The invention relates to a control method of a double-source auxiliary braking control system for a hybrid electric bus. The control system comprises an inverter, a retarder controller, a power battery, an auxiliary braking device, a braking pedal, a vehicle speed sensor, a complete vehicle controller and a storage battery. The auxiliary braking device comprises a motor and a retarder; the input end and the output end of the vehicle controller are connected with the inverter, the retarder controller and the power battery in an interaction mode, and the input end of the complete vehicle controller is connected with the braking pedal and the output end of the vehicle speed sensor separately; the direct current side of the inverter is connected with the positive electrode and the negative electrode of the power battery, and the indirect current side of the inverter is connected with the motor; the direct current side of the retarder controller is connected with the positive electrode of the storage battery, and the signal output end of the retarder controller is connected with the retarder.
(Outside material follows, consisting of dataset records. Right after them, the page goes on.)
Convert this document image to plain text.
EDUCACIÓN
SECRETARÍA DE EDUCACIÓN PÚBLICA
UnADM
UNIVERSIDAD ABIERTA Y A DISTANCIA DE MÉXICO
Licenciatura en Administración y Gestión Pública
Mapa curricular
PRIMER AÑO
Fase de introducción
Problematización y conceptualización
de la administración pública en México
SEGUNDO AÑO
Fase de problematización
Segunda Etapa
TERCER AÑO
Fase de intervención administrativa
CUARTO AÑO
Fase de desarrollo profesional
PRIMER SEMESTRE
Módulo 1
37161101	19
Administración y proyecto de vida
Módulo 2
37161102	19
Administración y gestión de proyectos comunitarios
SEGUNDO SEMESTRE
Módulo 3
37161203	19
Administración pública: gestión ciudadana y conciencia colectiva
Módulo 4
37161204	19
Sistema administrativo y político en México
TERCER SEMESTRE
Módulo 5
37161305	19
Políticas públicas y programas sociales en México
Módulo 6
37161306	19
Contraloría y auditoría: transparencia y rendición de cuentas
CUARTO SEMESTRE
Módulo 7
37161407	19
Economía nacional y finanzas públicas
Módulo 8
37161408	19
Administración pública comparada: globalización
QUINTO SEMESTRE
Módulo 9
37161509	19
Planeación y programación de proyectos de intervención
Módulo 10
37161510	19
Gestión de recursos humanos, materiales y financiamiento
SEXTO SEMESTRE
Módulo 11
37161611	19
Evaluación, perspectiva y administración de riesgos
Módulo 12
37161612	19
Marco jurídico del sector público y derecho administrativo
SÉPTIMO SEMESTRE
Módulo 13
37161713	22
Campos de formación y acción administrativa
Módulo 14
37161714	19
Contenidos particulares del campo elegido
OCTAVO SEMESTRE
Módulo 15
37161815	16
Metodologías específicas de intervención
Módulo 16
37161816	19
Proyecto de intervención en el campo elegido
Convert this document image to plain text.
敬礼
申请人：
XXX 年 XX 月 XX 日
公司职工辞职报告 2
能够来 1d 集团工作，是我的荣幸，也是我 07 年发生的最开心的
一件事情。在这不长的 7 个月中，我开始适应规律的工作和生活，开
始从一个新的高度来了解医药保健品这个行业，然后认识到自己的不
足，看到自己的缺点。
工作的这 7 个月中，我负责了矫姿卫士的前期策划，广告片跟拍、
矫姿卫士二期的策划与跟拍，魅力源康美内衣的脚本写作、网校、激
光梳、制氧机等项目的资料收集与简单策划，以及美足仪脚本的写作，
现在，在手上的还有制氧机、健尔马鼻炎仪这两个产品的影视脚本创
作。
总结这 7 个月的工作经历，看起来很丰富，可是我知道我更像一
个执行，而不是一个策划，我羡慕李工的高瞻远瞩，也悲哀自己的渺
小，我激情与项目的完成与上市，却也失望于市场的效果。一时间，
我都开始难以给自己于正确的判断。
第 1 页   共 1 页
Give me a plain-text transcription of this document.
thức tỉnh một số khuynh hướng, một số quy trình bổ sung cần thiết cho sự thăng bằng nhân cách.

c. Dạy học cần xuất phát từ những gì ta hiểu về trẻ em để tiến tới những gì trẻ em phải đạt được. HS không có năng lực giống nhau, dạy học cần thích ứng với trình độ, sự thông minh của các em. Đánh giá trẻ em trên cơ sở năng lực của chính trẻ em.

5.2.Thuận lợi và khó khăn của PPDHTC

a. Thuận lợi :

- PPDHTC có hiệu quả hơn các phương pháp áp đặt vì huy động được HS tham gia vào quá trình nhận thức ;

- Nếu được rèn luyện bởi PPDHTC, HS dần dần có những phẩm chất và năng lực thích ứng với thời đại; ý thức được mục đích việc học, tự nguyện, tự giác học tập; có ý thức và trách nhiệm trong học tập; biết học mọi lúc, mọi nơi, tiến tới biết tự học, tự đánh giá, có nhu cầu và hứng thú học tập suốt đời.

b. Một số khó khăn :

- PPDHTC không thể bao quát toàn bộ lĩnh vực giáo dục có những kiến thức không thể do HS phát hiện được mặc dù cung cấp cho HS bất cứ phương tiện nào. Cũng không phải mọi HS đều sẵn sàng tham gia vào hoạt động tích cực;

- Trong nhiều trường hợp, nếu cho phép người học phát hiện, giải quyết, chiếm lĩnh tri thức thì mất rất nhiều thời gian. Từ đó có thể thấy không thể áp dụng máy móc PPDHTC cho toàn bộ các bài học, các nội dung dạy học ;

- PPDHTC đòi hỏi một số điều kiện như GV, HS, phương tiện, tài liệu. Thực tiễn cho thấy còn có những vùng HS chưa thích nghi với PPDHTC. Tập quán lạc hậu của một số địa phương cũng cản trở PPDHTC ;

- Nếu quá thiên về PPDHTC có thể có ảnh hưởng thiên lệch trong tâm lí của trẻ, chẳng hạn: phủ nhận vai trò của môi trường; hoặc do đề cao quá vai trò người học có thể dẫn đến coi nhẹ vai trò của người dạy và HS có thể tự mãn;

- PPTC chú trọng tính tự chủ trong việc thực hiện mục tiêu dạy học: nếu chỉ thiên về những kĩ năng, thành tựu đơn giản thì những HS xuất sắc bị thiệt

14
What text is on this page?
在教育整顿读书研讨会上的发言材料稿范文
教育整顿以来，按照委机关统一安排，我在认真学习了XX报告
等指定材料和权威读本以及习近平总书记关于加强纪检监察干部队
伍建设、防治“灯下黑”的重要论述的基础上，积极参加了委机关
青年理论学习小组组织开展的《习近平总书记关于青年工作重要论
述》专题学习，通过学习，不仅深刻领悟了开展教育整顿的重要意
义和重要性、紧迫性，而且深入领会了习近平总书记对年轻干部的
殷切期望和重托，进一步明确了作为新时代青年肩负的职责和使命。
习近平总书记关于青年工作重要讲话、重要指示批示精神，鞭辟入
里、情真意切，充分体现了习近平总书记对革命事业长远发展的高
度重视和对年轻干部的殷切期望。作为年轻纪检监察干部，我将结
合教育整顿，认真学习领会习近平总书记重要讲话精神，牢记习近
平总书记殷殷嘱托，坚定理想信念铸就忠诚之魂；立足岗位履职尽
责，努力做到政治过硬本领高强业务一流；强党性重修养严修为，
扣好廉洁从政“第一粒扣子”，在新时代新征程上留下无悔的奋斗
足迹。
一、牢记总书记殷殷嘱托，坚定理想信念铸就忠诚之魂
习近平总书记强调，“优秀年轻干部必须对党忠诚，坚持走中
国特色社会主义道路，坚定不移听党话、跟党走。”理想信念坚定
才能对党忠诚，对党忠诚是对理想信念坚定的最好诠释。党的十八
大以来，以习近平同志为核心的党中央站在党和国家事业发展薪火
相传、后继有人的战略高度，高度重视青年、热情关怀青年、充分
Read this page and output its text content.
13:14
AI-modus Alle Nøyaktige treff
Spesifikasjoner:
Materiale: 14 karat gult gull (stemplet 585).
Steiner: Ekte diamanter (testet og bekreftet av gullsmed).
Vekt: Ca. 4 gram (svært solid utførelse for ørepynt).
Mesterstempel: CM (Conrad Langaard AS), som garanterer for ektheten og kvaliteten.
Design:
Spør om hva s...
Accordingly, the heat fading phenomenon caused by long-time working of service braking after motor auxiliary braking exits can be avoided, the braking safety problem of the hybrid electric bus is fundamentally solved, and the safety and the reliability of the complete vehicle are improved.

The invention discloses an AMT clutch control system and method of a single-shaft parallel hybrid electric vehicle. The AMT clutch control system and method are provided for a special structure on a hybrid electric bus, the speed adjusting functions of an engine and a motor during a clutch combining process are fully used, comfort is guaranteed, meanwhile, gear shifting time is shortened, abrasion of a clutch caused by film sliding is lowered, accordingly, the service life of the clutch is prolonged, and the contradiction of the impact degree and film sliding work is effectively resolved. Meanwhile, impact on people during a gear shifting process can be greatly reduced, and the comfort of passengers is improved.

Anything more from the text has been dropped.